11 Solving problems with advanced trees
In this chapter
- Avoiding stack overflow with self-balancing trees
- Implementing the red-black tree
- Implementing maps
- Implementing priority queues
In the previous chapter, you learned about the binary tree structure and basic tree operations. But you saw that to fully benefit from trees, you must either have specific use cases, such as handling randomly ordered data, or a limited data set in order to avoid any risk of stack overflows. Making trees stack-safe is much more difficult than it was for lists because each computing step involves two recursive calls. That makes it impossible to create tail-recursive versions. In this chapter, you’ll learn about two specific trees:
- The red-black tree is a self-balancing, general-purpose tree with high performance.

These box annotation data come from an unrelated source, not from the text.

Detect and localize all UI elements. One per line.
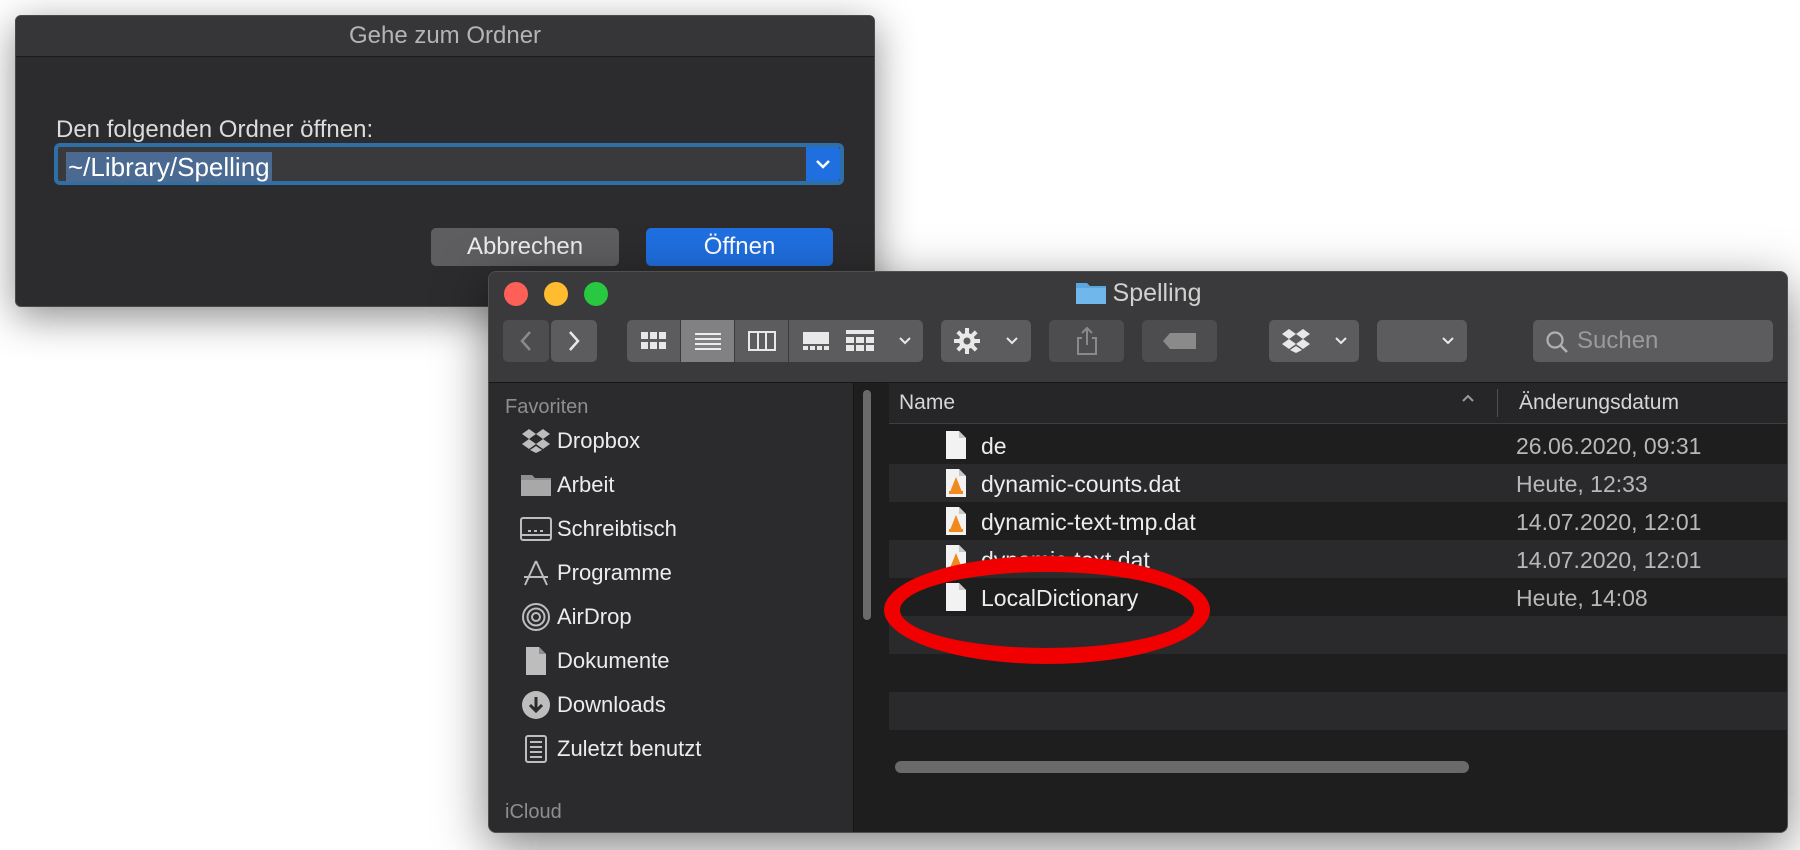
sort-ascending-icon [1462, 394, 1474, 402]
document-icon [946, 431, 966, 459]
folder-path-input[interactable]: ~/Library/Spelling [54, 143, 844, 185]
desktop-icon [519, 514, 553, 544]
sidebar-item-label: Dropbox [557, 428, 641, 453]
forward-button[interactable] [551, 320, 597, 362]
file-row[interactable]: dynamic-counts.dat Heute, 12:33 [889, 464, 1787, 502]
sidebar-item-label: AirDrop [557, 604, 632, 629]
chevron-down-icon [1006, 337, 1018, 345]
column-view-button[interactable] [735, 320, 789, 362]
path-history-dropdown-button[interactable] [806, 147, 840, 181]
dropbox-icon [1281, 329, 1310, 353]
share-icon [1076, 326, 1097, 355]
sidebar-item-label: Dokumente [557, 648, 670, 673]
file-date: Heute, 14:08 [1516, 585, 1648, 611]
sidebar-item-airdrop[interactable]: AirDrop [519, 599, 839, 635]
file-name: dynamic-counts.dat [981, 471, 1181, 497]
sidebar-item-label: Zuletzt benutzt [557, 736, 702, 761]
chevron-right-icon [569, 331, 580, 351]
view-mode-segmented-control [627, 320, 842, 362]
chevron-down-icon [1334, 337, 1347, 345]
sidebar-item-programme[interactable]: Programme [519, 555, 839, 591]
action-menu-button[interactable] [941, 320, 1031, 362]
file-row[interactable]: de 26.06.2020, 09:31 [889, 426, 1787, 464]
sidebar-item-zuletzt-benutzt[interactable]: Zuletzt benutzt [519, 731, 839, 767]
search-icon [1546, 331, 1568, 353]
finder-window: Spelling Suchen Favoriten Dropbox Arbeit… [488, 271, 1788, 833]
documents-icon [519, 646, 553, 676]
column-divider[interactable] [1497, 389, 1498, 417]
file-name: dynamic-text-tmp.dat [981, 509, 1196, 535]
search-placeholder: Suchen [1577, 327, 1659, 354]
dropbox-icon [519, 426, 553, 456]
vlc-file-icon [946, 507, 966, 535]
share-button[interactable] [1049, 320, 1124, 362]
gear-icon [954, 328, 980, 354]
sidebar-section-favorites: Favoriten [505, 396, 589, 418]
gallery-icon [802, 332, 829, 350]
sidebar-item-dokumente[interactable]: Dokumente [519, 643, 839, 679]
list-view-button[interactable] [681, 320, 735, 362]
window-title: Spelling [489, 279, 1787, 312]
sidebar-item-downloads[interactable]: Downloads [519, 687, 839, 723]
applications-icon [519, 558, 553, 588]
finder-toolbar: Spelling Suchen [489, 272, 1787, 383]
file-date: 14.07.2020, 12:01 [1516, 547, 1702, 573]
group-grid-icon [845, 330, 874, 351]
columns-icon [747, 331, 776, 351]
column-header-date[interactable]: Änderungsdatum [1519, 391, 1679, 415]
sidebar-item-label: Arbeit [557, 472, 615, 497]
vlc-file-icon [946, 469, 966, 497]
sidebar-item-arbeit[interactable]: Arbeit [519, 467, 839, 503]
back-button[interactable] [503, 320, 549, 362]
file-date: Heute, 12:33 [1516, 471, 1648, 497]
group-by-button[interactable] [833, 320, 923, 362]
folder-icon [1075, 279, 1107, 312]
file-list-header: Name Änderungsdatum [889, 383, 1787, 424]
icon-view-button[interactable] [627, 320, 681, 362]
highlight-annotation-ellipse [884, 556, 1210, 664]
tag-icon [1162, 333, 1196, 349]
file-date: 26.06.2020, 09:31 [1516, 433, 1702, 459]
chevron-down-icon [816, 160, 830, 169]
airdrop-icon [519, 602, 553, 632]
folder-path-value[interactable]: ~/Library/Spelling [66, 152, 272, 182]
list-icon [694, 333, 721, 350]
search-field[interactable]: Suchen [1533, 320, 1773, 362]
dialog-prompt: Den folgenden Ordner öffnen: [56, 116, 374, 143]
file-date: 14.07.2020, 12:01 [1516, 509, 1702, 535]
chevron-left-icon [520, 331, 531, 351]
go-to-folder-dialog: Gehe zum Ordner Den folgenden Ordner öff… [15, 15, 875, 307]
empty-row [889, 692, 1787, 730]
sidebar-item-label: Schreibtisch [557, 516, 677, 541]
sidebar-item-dropbox[interactable]: Dropbox [519, 423, 839, 459]
dropbox-menu-button[interactable] [1269, 320, 1359, 362]
sidebar-item-label: Downloads [557, 692, 666, 717]
sidebar-item-label: Programme [557, 560, 672, 585]
folder-icon [519, 470, 553, 500]
sidebar-item-schreibtisch[interactable]: Schreibtisch [519, 511, 839, 547]
chevron-down-icon [898, 337, 911, 345]
sidebar-section-icloud: iCloud [505, 801, 562, 823]
tags-button[interactable] [1142, 320, 1217, 362]
window-title-text: Spelling [1112, 279, 1202, 307]
horizontal-scrollbar[interactable] [895, 761, 1469, 773]
finder-sidebar: Favoriten Dropbox Arbeit Schreibtisch Pr… [489, 383, 854, 832]
dialog-title: Gehe zum Ordner [16, 16, 874, 57]
downloads-icon [519, 690, 553, 720]
grid-icon [640, 332, 666, 349]
file-name: de [981, 433, 1007, 459]
column-header-name[interactable]: Name [899, 391, 955, 415]
sidebar-scrollbar[interactable] [863, 390, 871, 620]
file-row[interactable]: dynamic-text-tmp.dat 14.07.2020, 12:01 [889, 502, 1787, 540]
extension-dropdown-button[interactable] [1377, 320, 1467, 362]
recents-icon [519, 734, 553, 764]
chevron-down-icon [1442, 337, 1454, 345]
cancel-button[interactable]: Abbrechen [431, 228, 619, 266]
open-button[interactable]: Öffnen [646, 228, 833, 266]
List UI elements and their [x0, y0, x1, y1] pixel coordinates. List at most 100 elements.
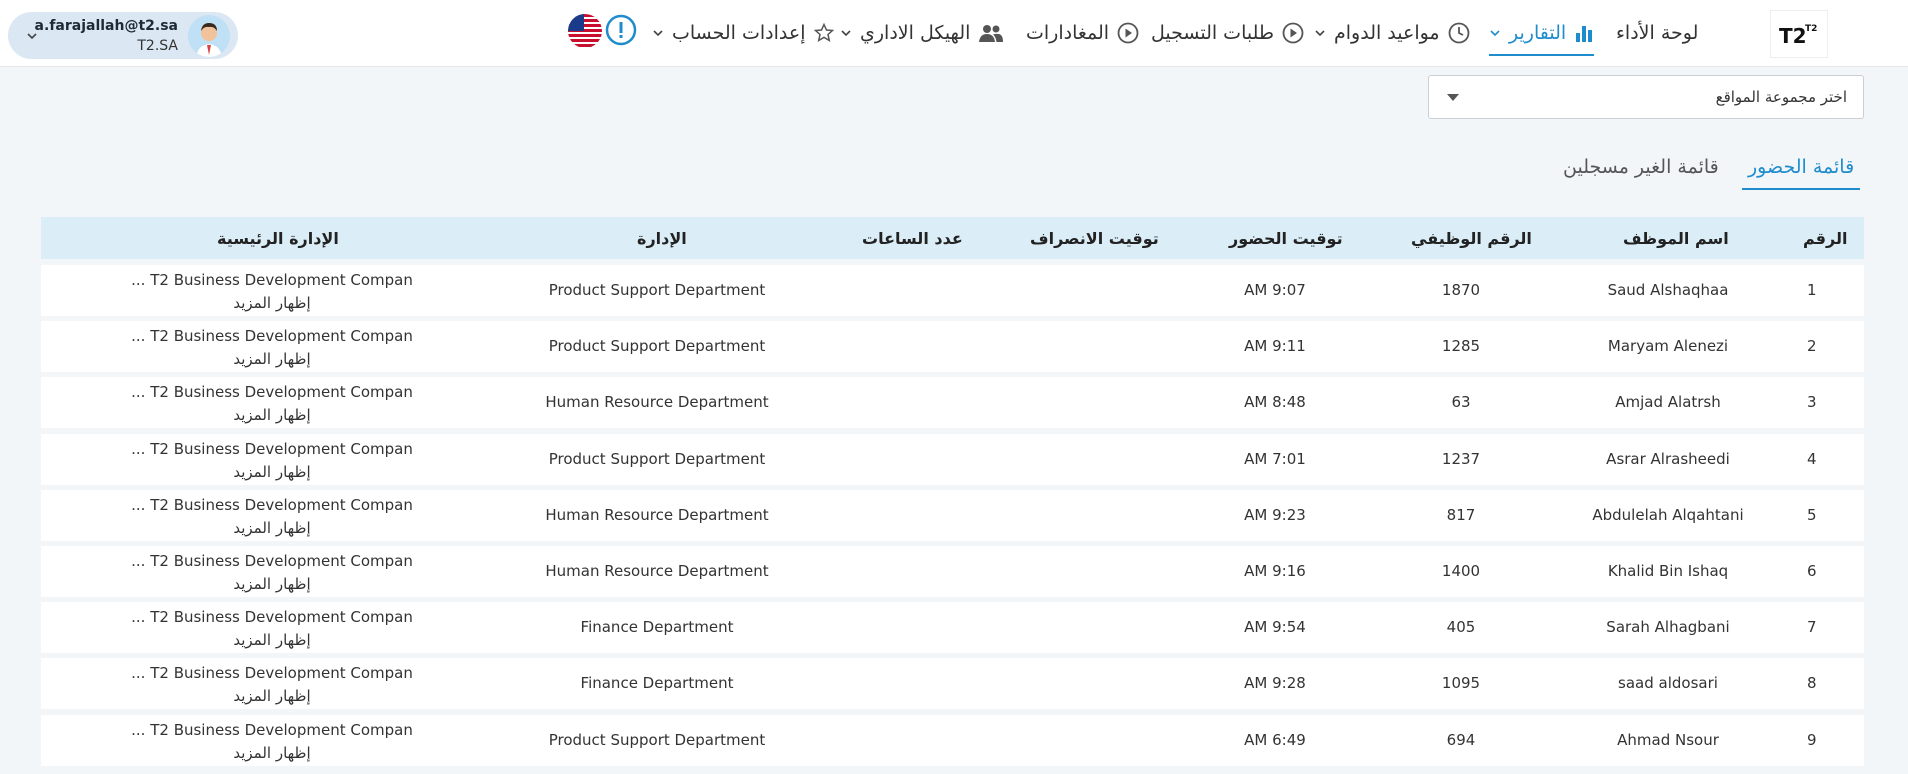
cell-check-in: AM 9:28: [1244, 674, 1306, 692]
cell-check-in: AM 8:48: [1244, 393, 1306, 411]
cell-main-department: ... T2 Business Development Compan إظهار …: [131, 719, 413, 765]
show-more-link[interactable]: إظهار المزيد: [131, 348, 413, 371]
site-group-placeholder: اختر مجموعة المواقع: [1715, 88, 1847, 106]
table-row[interactable]: 9 Ahmad Nsour 694 AM 6:49 Product Support De…: [41, 715, 1864, 766]
cell-main-department: ... T2 Business Development Compan إظهار …: [131, 381, 413, 427]
app-logo[interactable]: T2 T2: [1770, 10, 1828, 58]
user-menu[interactable]: a.farajallah@t2.sa T2.SA: [8, 12, 238, 59]
cell-employee-id: 1285: [1441, 337, 1481, 355]
cell-employee-name: saad aldosari: [1618, 674, 1718, 692]
table-row[interactable]: 6 Khalid Bin Ishaq 1400 AM 9:16 Human Resour…: [41, 546, 1864, 597]
main-department-text: ... T2 Business Development Compan: [131, 271, 413, 289]
table-row[interactable]: 1 Saud Alshaqhaa 1870 AM 9:07 Product Suppor…: [41, 265, 1864, 316]
cell-main-department: ... T2 Business Development Compan إظهار …: [131, 269, 413, 315]
cell-employee-id: 694: [1446, 731, 1476, 749]
cell-employee-name: Asrar Alrasheedi: [1606, 450, 1730, 468]
cell-check-in: AM 7:01: [1244, 450, 1306, 468]
table-row[interactable]: 5 Abdulelah Alqahtani 817 AM 9:23 Human Reso…: [41, 490, 1864, 541]
table-row[interactable]: 8 saad aldosari 1095 AM 9:28 Finance Departm…: [41, 658, 1864, 709]
cell-number: 7: [1807, 618, 1817, 636]
nav-dashboard[interactable]: لوحة الأداء: [1616, 18, 1698, 48]
show-more-link[interactable]: إظهار المزيد: [131, 685, 413, 708]
chevron-down-icon: [841, 30, 851, 37]
cell-number: 6: [1807, 562, 1817, 580]
nav-reports-label: التقارير: [1509, 22, 1567, 44]
table-row[interactable]: 7 Sarah Alhagbani 405 AM 9:54 Finance Depart…: [41, 602, 1864, 653]
cell-check-in: AM 9:07: [1244, 281, 1306, 299]
star-icon: [813, 23, 834, 43]
cell-number: 2: [1807, 337, 1817, 355]
column-header-department: الإدارة: [637, 229, 687, 248]
nav-departures-label: المغادارات: [1026, 22, 1110, 44]
cell-main-department: ... T2 Business Development Compan إظهار …: [131, 494, 413, 540]
column-header-employee-name: اسم الموظف: [1623, 229, 1729, 248]
cell-employee-name: Amjad Alatrsh: [1615, 393, 1721, 411]
show-more-link[interactable]: إظهار المزيد: [131, 404, 413, 427]
play-circle-icon: [1117, 22, 1139, 44]
svg-text:T2: T2: [1779, 24, 1807, 48]
cell-department: Human Resource Department: [545, 562, 769, 580]
cell-department: Human Resource Department: [545, 506, 769, 524]
cell-employee-id: 1095: [1441, 674, 1481, 692]
show-more-link[interactable]: إظهار المزيد: [131, 573, 413, 596]
chevron-down-icon: [1490, 30, 1500, 37]
chevron-down-icon: [1315, 30, 1325, 37]
cell-main-department: ... T2 Business Development Compan إظهار …: [131, 438, 413, 484]
show-more-link[interactable]: إظهار المزيد: [131, 292, 413, 315]
nav-departures[interactable]: المغادارات: [1026, 18, 1139, 48]
nav-registration-requests[interactable]: طلبات التسجيل: [1151, 18, 1304, 48]
site-group-select[interactable]: اختر مجموعة المواقع: [1428, 75, 1864, 119]
table-row[interactable]: 4 Asrar Alrasheedi 1237 AM 7:01 Product Supp…: [41, 434, 1864, 485]
cell-employee-name: Abdulelah Alqahtani: [1592, 506, 1744, 524]
cell-check-in: AM 9:54: [1244, 618, 1306, 636]
us-flag-icon[interactable]: [568, 14, 602, 48]
cell-department: Product Support Department: [548, 731, 766, 749]
tab-attendance-list[interactable]: قائمة الحضور: [1742, 156, 1861, 190]
show-more-link[interactable]: إظهار المزيد: [131, 461, 413, 484]
people-icon: [979, 25, 1004, 42]
tab-unregistered-list[interactable]: قائمة الغير مسجلين: [1563, 156, 1719, 190]
cell-number: 8: [1807, 674, 1817, 692]
nav-reports[interactable]: التقارير: [1489, 18, 1595, 56]
play-circle-icon: [1282, 22, 1304, 44]
nav-dashboard-label: لوحة الأداء: [1616, 22, 1699, 44]
main-department-text: ... T2 Business Development Compan: [131, 327, 413, 345]
main-department-text: ... T2 Business Development Compan: [131, 608, 413, 626]
show-more-link[interactable]: إظهار المزيد: [131, 742, 413, 765]
cell-department: Product Support Department: [548, 450, 766, 468]
nav-settings-label: إعدادات الحساب: [672, 22, 806, 44]
cell-main-department: ... T2 Business Development Compan إظهار …: [131, 662, 413, 708]
cell-employee-name: Maryam Alenezi: [1607, 337, 1729, 355]
dropdown-caret-icon: [1447, 94, 1459, 101]
main-department-text: ... T2 Business Development Compan: [131, 440, 413, 458]
cell-number: 1: [1807, 281, 1817, 299]
clock-icon: [1448, 22, 1470, 44]
cell-employee-name: Khalid Bin Ishaq: [1607, 562, 1729, 580]
column-header-number: الرقم: [1803, 229, 1848, 248]
cell-check-in: AM 9:16: [1244, 562, 1306, 580]
show-more-link[interactable]: إظهار المزيد: [131, 629, 413, 652]
cell-number: 9: [1807, 731, 1817, 749]
column-header-main-department: الإدارة الرئيسية: [217, 229, 339, 248]
nav-work-schedules[interactable]: مواعيد الدوام: [1314, 18, 1470, 48]
table-row[interactable]: 2 Maryam Alenezi 1285 AM 9:11 Product Suppor…: [41, 321, 1864, 372]
show-more-link[interactable]: إظهار المزيد: [131, 517, 413, 540]
column-header-hours: عدد الساعات: [862, 229, 963, 248]
table-row[interactable]: 3 Amjad Alatrsh 63 AM 8:48 Human Resource De…: [41, 377, 1864, 428]
cell-employee-id: 405: [1446, 618, 1476, 636]
cell-department: Product Support Department: [548, 337, 766, 355]
column-header-check-in: توقيت الحضور: [1229, 229, 1343, 248]
cell-employee-id: 63: [1451, 393, 1471, 411]
cell-number: 5: [1807, 506, 1817, 524]
cell-check-in: AM 6:49: [1244, 731, 1306, 749]
cell-main-department: ... T2 Business Development Compan إظهار …: [131, 325, 413, 371]
chevron-down-icon: [653, 30, 663, 37]
user-email: a.farajallah@t2.sa: [34, 18, 178, 34]
nav-org-structure[interactable]: الهيكل الاداري: [840, 18, 1004, 48]
top-navbar: a.farajallah@t2.sa T2.SA إعدادات الحساب …: [0, 0, 1908, 67]
alert-icon[interactable]: [605, 14, 637, 46]
cell-department: Finance Department: [580, 674, 734, 692]
cell-employee-id: 1400: [1441, 562, 1481, 580]
nav-settings[interactable]: إعدادات الحساب: [652, 18, 834, 48]
cell-employee-name: Ahmad Nsour: [1617, 731, 1719, 749]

It’s suitable for general use and data sets of any size.
- The leftist heap is a specific tree suitable for implementing priority queues.
You’ll also learn how to implement maps using trees storing key/values tuples. And you’ll see how to create priority queues for noncomparable elements.
11.1 Better performance and stack safety with self-balancing trees
The Day-Stout-Warren balancing algorithm that you used in the previous chapter isn’t ideally suited for balancing immutable trees because it’s designed for in-place modifications. In order to write safer programs, in-place modifications must be avoided as often as possible.